The story has been preoccupying me ever since I heard it from Richard. I do think sometimes that certain individuals have a kind of sixth sense. They anticipate future events in advance of the common majority. Richard’s refrigeration engineer seems one, and I can’t help thinking that he might just be right.

You can imagine how the conversation went on. I said “Well we’re OK because we’re making our farm as resilient as possible to future shocks. We’re growing all our own animal feed, generating our own energy, making cheese from our milk.”

Becky responded, “You know perfectly well that won’t matter if we get serious social collapse and unrest, leading to mass migration, anarchy and a breakdown of civil society.”

Ever hopeful, I said, “Well maybe it won’t be quite so bad as that. There are already some examples of this kind of thing happening where it hasn’t led to a complete collapse. Zimbabwe and Cuba have both coped relatively well with economic collapse and the resulting scarcity of key commodities including food.”

I know about the Zimbabwean example because I was recently in Harare. My friend John Wilson and his wife live in a leafy suburb of the city with a large garden. They went right through the high inflation period when all the news reports conveyed the impression that there was a virtual breakdown of law and order.

I asked them how it was to actually live there at that time. They said it was extremely tough. There was almost nothing in the shops, including food. Money didn’t work due to eye watering levels of inflation. There were frequent interruptions to their electricity and water supplies (which continue today).

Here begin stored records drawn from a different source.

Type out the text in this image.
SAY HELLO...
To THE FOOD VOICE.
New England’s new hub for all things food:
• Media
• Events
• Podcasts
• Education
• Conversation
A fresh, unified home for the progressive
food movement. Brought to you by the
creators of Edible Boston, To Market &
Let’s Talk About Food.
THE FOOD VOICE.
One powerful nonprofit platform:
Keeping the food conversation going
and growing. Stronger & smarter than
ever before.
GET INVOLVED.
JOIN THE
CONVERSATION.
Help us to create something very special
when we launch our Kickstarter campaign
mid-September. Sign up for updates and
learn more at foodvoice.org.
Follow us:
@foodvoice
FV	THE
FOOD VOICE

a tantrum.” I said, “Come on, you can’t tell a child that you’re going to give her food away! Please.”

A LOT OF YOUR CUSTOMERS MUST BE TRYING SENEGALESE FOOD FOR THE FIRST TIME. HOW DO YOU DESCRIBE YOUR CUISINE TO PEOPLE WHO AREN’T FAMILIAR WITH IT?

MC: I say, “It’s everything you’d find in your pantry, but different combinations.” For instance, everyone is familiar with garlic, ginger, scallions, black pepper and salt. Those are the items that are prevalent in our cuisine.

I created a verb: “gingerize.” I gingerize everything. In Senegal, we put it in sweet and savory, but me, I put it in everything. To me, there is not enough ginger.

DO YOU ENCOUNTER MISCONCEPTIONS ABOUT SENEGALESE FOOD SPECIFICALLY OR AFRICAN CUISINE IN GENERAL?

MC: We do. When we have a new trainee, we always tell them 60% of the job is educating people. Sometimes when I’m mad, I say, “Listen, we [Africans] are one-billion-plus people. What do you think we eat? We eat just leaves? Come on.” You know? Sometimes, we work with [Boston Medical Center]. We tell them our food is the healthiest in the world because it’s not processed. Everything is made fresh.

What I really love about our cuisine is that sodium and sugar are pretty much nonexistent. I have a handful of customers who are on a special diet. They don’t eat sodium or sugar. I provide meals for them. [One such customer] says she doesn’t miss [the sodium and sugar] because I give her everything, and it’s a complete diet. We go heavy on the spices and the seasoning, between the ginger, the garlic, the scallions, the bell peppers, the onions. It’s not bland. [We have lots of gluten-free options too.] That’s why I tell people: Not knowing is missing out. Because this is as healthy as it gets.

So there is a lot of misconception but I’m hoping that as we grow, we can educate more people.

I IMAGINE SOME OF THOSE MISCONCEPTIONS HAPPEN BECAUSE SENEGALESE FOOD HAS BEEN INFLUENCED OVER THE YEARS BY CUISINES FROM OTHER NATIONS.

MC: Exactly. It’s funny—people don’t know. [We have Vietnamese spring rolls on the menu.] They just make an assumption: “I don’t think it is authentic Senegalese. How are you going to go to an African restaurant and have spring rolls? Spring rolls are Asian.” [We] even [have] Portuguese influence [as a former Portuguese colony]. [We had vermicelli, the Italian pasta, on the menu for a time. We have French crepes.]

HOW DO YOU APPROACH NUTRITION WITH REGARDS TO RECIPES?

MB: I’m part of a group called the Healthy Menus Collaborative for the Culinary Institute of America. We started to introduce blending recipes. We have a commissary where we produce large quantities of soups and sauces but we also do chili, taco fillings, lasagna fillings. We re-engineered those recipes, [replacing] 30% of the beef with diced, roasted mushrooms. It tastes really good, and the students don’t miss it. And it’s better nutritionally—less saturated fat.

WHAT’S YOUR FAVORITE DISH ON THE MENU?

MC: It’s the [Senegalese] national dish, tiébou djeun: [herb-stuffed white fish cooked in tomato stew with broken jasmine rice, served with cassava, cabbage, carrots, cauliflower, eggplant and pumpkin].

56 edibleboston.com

But the point was that people did cope. They just hunkered down, grew food in their gardens, got used to not buying anything and bartered instead. They sat it out until things started to stabilise and the dollar economy regained value. What did surprise me, however, was to hear that although they didn’t starve, people lost weight largely because, though they had plenty of vegetables, fats were simply unavailable.

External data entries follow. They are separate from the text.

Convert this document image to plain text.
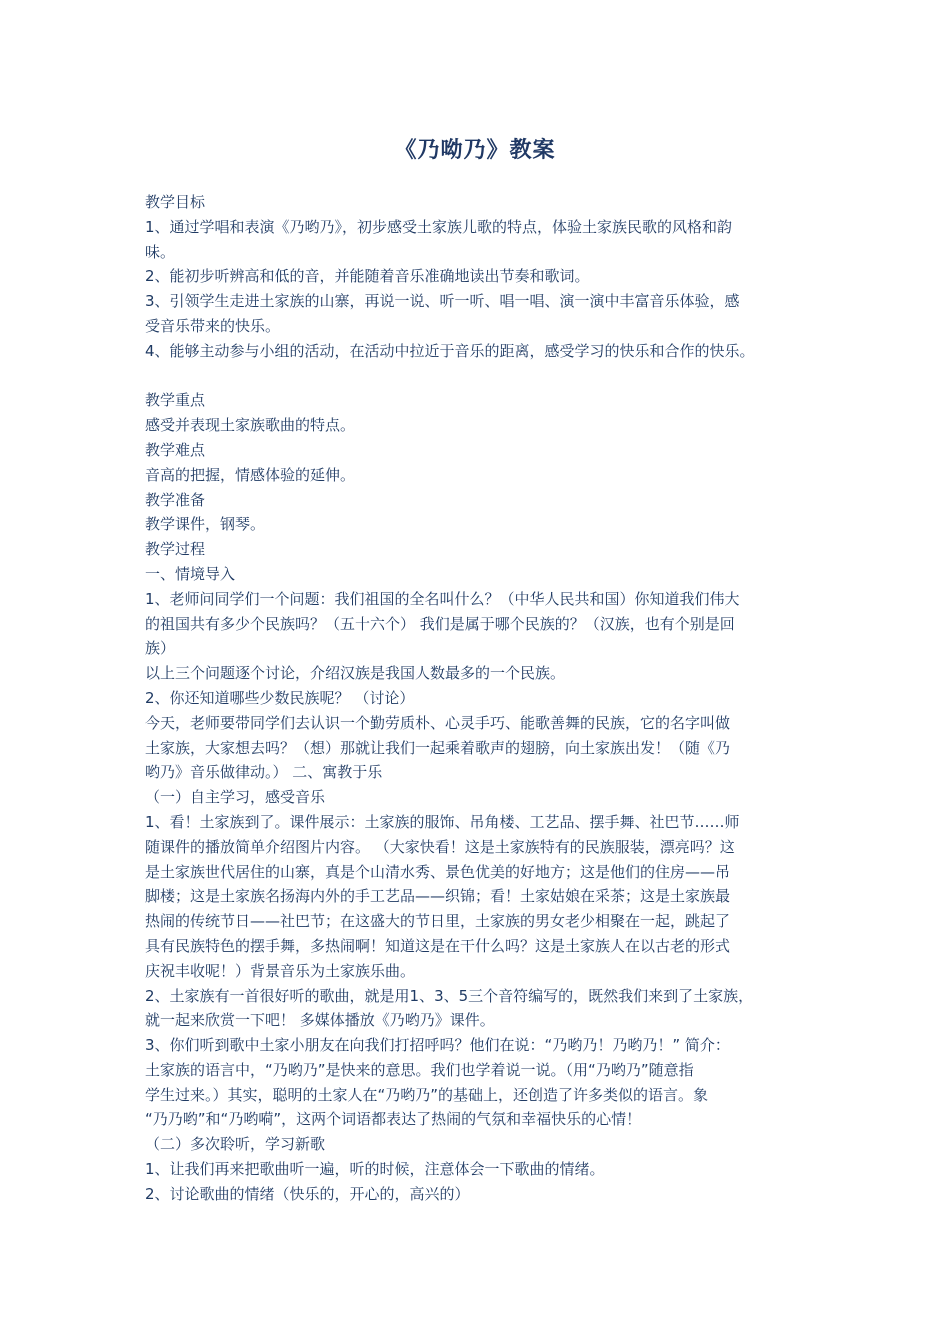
《乃呦乃》教案
教学目标
1、通过学唱和表演《乃哟乃》，初步感受土家族儿歌的特点，体验土家族民歌的风格和韵
味。
2、能初步听辨高和低的音，并能随着音乐准确地读出节奏和歌词。
3、引领学生走进土家族的山寨，再说一说、听一听、唱一唱、演一演中丰富音乐体验，感
受音乐带来的快乐。
4、能够主动参与小组的活动，在活动中拉近于音乐的距离，感受学习的快乐和合作的快乐。
教学重点
感受并表现土家族歌曲的特点。
教学难点
音高的把握，情感体验的延伸。
教学准备
教学课件，钢琴。
教学过程
一、情境导入
1、老师问同学们一个问题：我们祖国的全名叫什么？（中华人民共和国）你知道我们伟大
的祖国共有多少个民族吗？（五十六个） 我们是属于哪个民族的？（汉族，也有个别是回
族）
以上三个问题逐个讨论，介绍汉族是我国人数最多的一个民族。
2、你还知道哪些少数民族呢？ （讨论）
今天，老师要带同学们去认识一个勤劳质朴、心灵手巧、能歌善舞的民族，它的名字叫做
土家族，大家想去吗？（想）那就让我们一起乘着歌声的翅膀，向土家族出发！（随《乃
哟乃》音乐做律动。） 二、寓教于乐
（一）自主学习，感受音乐
1、看！土家族到了。课件展示：土家族的服饰、吊角楼、工艺品、摆手舞、社巴节……师
随课件的播放简单介绍图片内容。 （大家快看！这是土家族特有的民族服装，漂亮吗？这
是土家族世代居住的山寨，真是个山清水秀、景色优美的好地方；这是他们的住房——吊
脚楼；这是土家族名扬海内外的手工艺品——织锦；看！土家姑娘在采茶；这是土家族最
热闹的传统节日——社巴节；在这盛大的节日里，土家族的男女老少相聚在一起，跳起了
具有民族特色的摆手舞，多热闹啊！知道这是在干什么吗？这是土家族人在以古老的形式
庆祝丰收呢！）背景音乐为土家族乐曲。
2、土家族有一首很好听的歌曲，就是用1、3、5三个音符编写的，既然我们来到了土家族，
就一起来欣赏一下吧！ 多媒体播放《乃哟乃》课件。
3、你们听到歌中土家小朋友在向我们打招呼吗？他们在说：“乃哟乃！乃哟乃！” 简介：
土家族的语言中，“乃哟乃”是快来的意思。我们也学着说一说。（用“乃哟乃”随意指
学生过来。）其实，聪明的土家人在“乃哟乃”的基础上，还创造了许多类似的语言。象
“乃乃哟”和“乃哟嗬”，这两个词语都表达了热闹的气氛和幸福快乐的心情！
（二）多次聆听，学习新歌
1、让我们再来把歌曲听一遍，听的时候，注意体会一下歌曲的情绪。
2、讨论歌曲的情绪（快乐的，开心的，高兴的）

We mused about how London would cope with such an emergency and the vast numbers of people who would be affected by a paralysis of our current centralised and globalised food distribution systems. Becky argued that it could be much worse here because of our total dependency on umbilical supplies of food. As a result the capacity for resilience would be much reduced. I felt that while that may be the case, we are a very civilised country with a long history of law and order and surely a descent into anarchy doesn’t fit our ‘keep calm and carry on’ attitude. Hopeful, perhaps?

I suspect for most people, with the notable exception of the Worcestershire refrigeration engineer and others like him, the idea that our food systems are anywhere near as fragile as this would probably be rejected out of hand.

At present few of us have any real understanding of how our food systems work – even with the shock of its realities brought home by the recent horsemeat scandal. We are stuck with food systems based on industrial production and there is little understanding of their vulnerability or of the damage that these systems are inflicting on climate change, environmental pollution and public health.

The real cost of food production is disguised in bad practice and ‘cheap’ food continues to prevail. The obvious value of buying your food fresh (it doesn’t travel), local (your money stays in the county and the country) and organic (supporting sustainable production that works with nature) is lost.

Informed public opinion will always be the most crucial driver of change. We need to increase public understanding of our current industrial food systems. We must talk to our friends. We must talk to our neighbours. We must talk to our politicians. With enough public demand, change will happen.